GNCCI Urges Government to Prioritise PPPs Over Borrowing


 

The Ghana National Chamber of Commerce and Industry (GNCCI) has urged the government to expand its use of public–private partnerships (PPPs) as an alternative to borrowing to finance national development.

GNCCI President, Mr. Stephane Miezan, said the government should actively consider partnerships with domestic private sector investors to reduce reliance on debt.

He made the remarks at the sixth edition of the Chamber National Dialogue Series held in Accra. The Dialogue Series provides a platform for policymakers, industry leaders, academics, and experts to exchange views on major national issues. This edition focused on the 2026 National Budget—its policy direction, orientation, and implications for private sector growth.

Mr.
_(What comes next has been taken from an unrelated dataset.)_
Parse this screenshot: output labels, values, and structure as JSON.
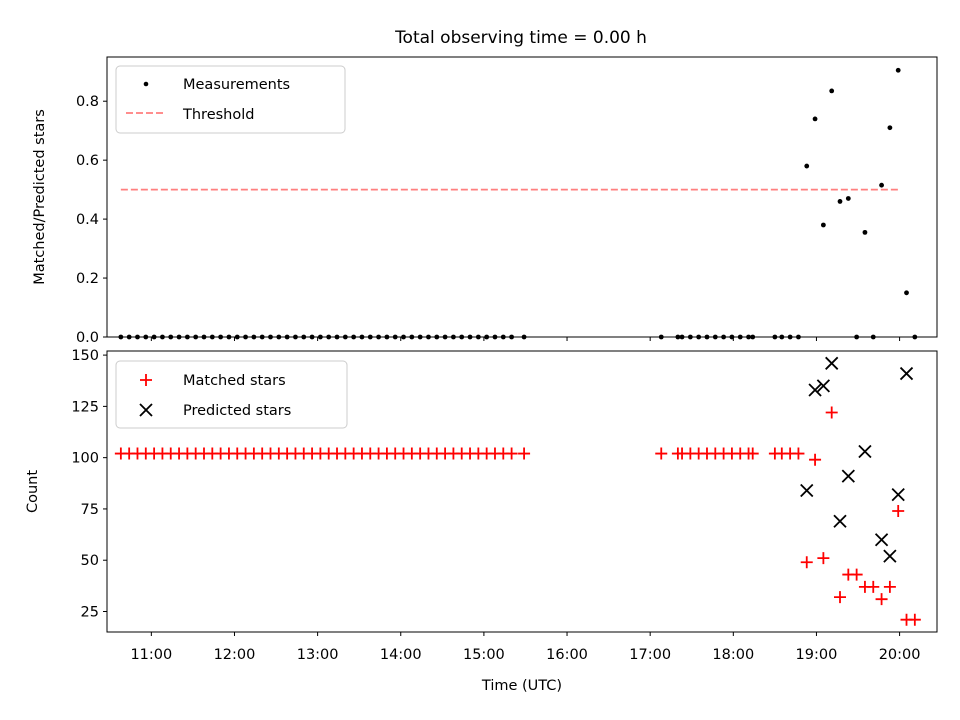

Miezan called on the government to ensure effective implementation of the 2026 Budget, stressing that many well-designed policies in past budgets had remained unexecuted.

He also urged government to reconsider plans to re-enter the domestic bond market, noting that even a cautious borrowing approach could lead the country back into debt distress.
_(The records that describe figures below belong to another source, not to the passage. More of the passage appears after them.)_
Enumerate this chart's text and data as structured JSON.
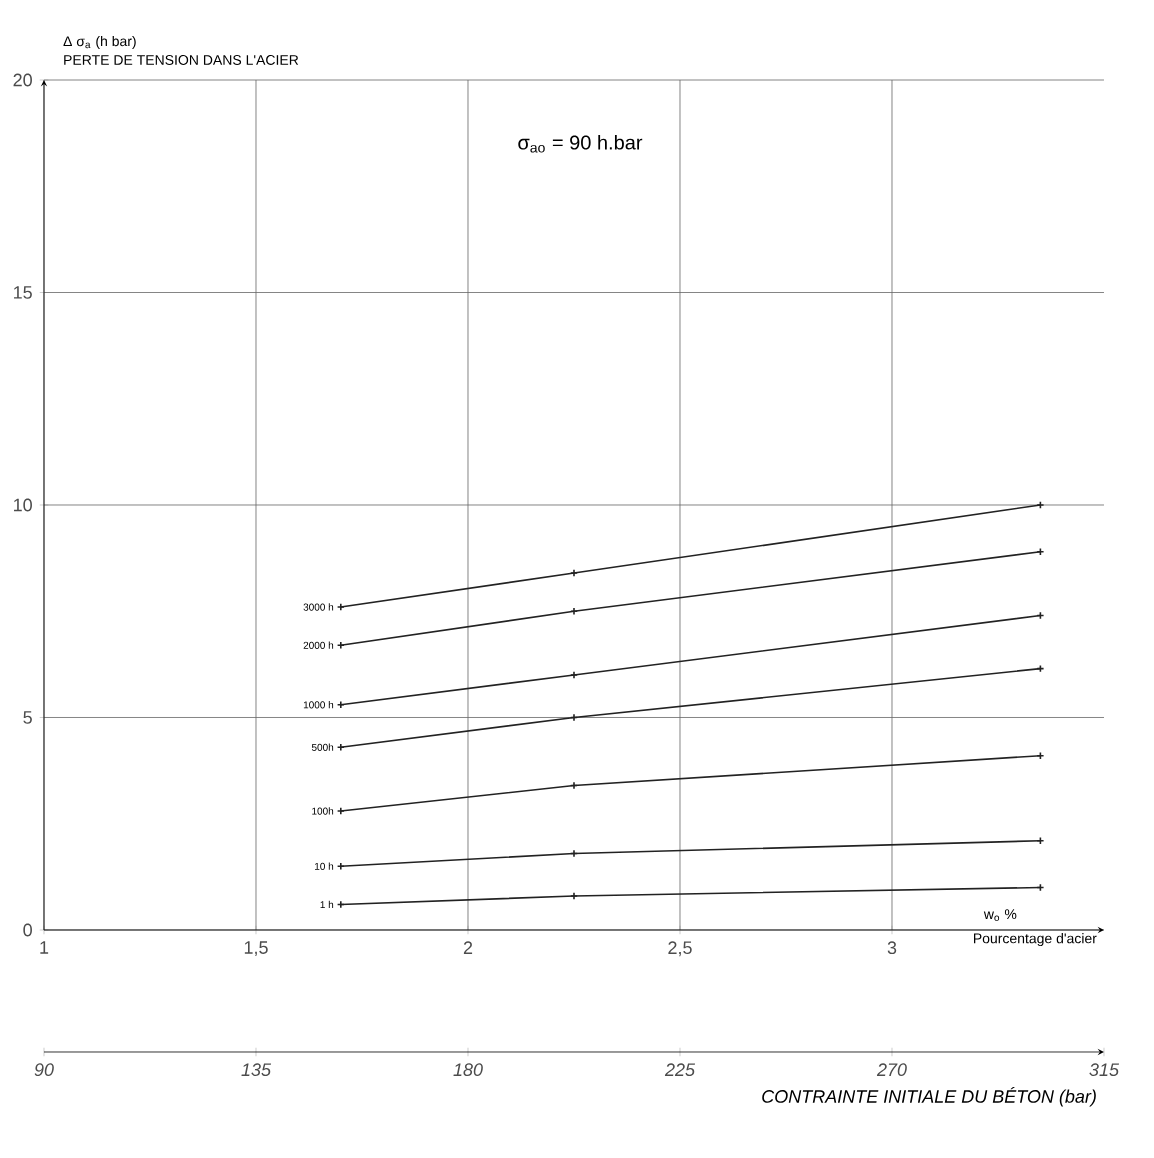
{
  "chart_data": {
    "type": "line",
    "title": "PERTE DE TENSION DANS L'ACIER",
    "ylabel": "Δ σ$_{a}$ (h bar)",
    "xlabel": "Pourcentage d'acier",
    "x2label": "CONTRAINTE INITIALE DU BÉTON (bar)",
    "annotations": [
      "σ$_{ao}$ = 90 h.bar",
      "w$_{o}$ %"
    ],
    "x": [
      1.7,
      2.25,
      3.35
    ],
    "series": [
      {
        "name": "3000 h",
        "color": "#222222",
        "values": [
          7.6,
          8.4,
          10.0
        ]
      },
      {
        "name": "2000 h",
        "color": "#222222",
        "values": [
          6.7,
          7.5,
          8.9
        ]
      },
      {
        "name": "1000 h",
        "color": "#222222",
        "values": [
          5.3,
          6.0,
          7.4
        ]
      },
      {
        "name": "500h",
        "color": "#222222",
        "values": [
          4.3,
          5.0,
          6.15
        ]
      },
      {
        "name": "100h",
        "color": "#222222",
        "values": [
          2.8,
          3.4,
          4.1
        ]
      },
      {
        "name": "10 h",
        "color": "#222222",
        "values": [
          1.5,
          1.8,
          2.1
        ]
      },
      {
        "name": "1 h",
        "color": "#222222",
        "values": [
          0.6,
          0.8,
          1.0
        ]
      }
    ],
    "xlim": [
      1,
      3.5
    ],
    "xticks": [
      1,
      {
        "value": 1.5,
        "label": "1,5"
      },
      2,
      {
        "value": 2.5,
        "label": "2,5"
      },
      3
    ],
    "x2lim": [
      90,
      315
    ],
    "x2ticks": [
      90,
      135,
      180,
      225,
      270,
      315
    ],
    "ylim": [
      0,
      20
    ],
    "yticks": [
      0,
      5,
      10,
      15,
      20
    ],
    "grid": true,
    "marker": "cross",
    "line_style": "solid"
  }
}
“We believe it is too early in the day to start accruing debt,” he cautioned.

He explained that the 2026 Budget aims to consolidate macroeconomic gains made in 2025, reinforce fiscal discipline, and stimulate inclusive growth, anchored on three pillars: macroeconomic consolidation, expanded growth and job creation, and enhanced social and security investments. These commitments, he said, offer opportunities for businesses but also demand vigilance and sustained advocacy.

GNCCI, he emphasised, remains committed to promoting a business-friendly environment that reduces operational costs, improves productive capacity, strengthens institutions, and opens new markets under the AfCFTA and beyond.

“We remain committed to working collaboratively with all stakeholders to ensure that national policies translate into tangible outcomes for Ghanaian enterprises,” he added.

Economist Professor Patrick Opoku Asuming projected a more favourable business environment in 2026, citing planned VAT reforms, improved macroeconomic targets, and a stronger commitment to fiscal discipline. He noted that the government’s intention to manage expenditure carefully while achieving a primary balance is likely to boost business confidence.

He said the measures signal a deliberate effort to stabilise the economy after a turbulent period, adding that government plans to reactivate key flagship programmes suggest a shift away from the tight fiscal conditions experienced this year.

“There seems to be an attempt to move the handbrake a little to get the economy moving,” he remarked, predicting that businesses will welcome this renewed growth focus.

Mr. Yaw Appiah Lartey, Partner for Strategy & Partnerships at Deloitte Ghana, described the 2026 Budget as a strategic effort by government to stimulate growth following a year of stabilisation. He noted that much of 2025 was dedicated to correcting overspending from the previous year and meeting IMF-guided macroeconomic targets.

He highlighted the government’s plan to significantly increase capital expenditure—from a projected 36 percent in 2025 to nearly GH¢60 billion in 2026—as evidence of a renewed focus on infrastructure and growth-oriented investments, including major allocations for the Big Push initiative and other strategic projects.

However, Mr. Lartey cautioned that this ambitious infrastructure agenda must not be financed through expensive borrowing, which has historically worsened Ghana’s debt situation.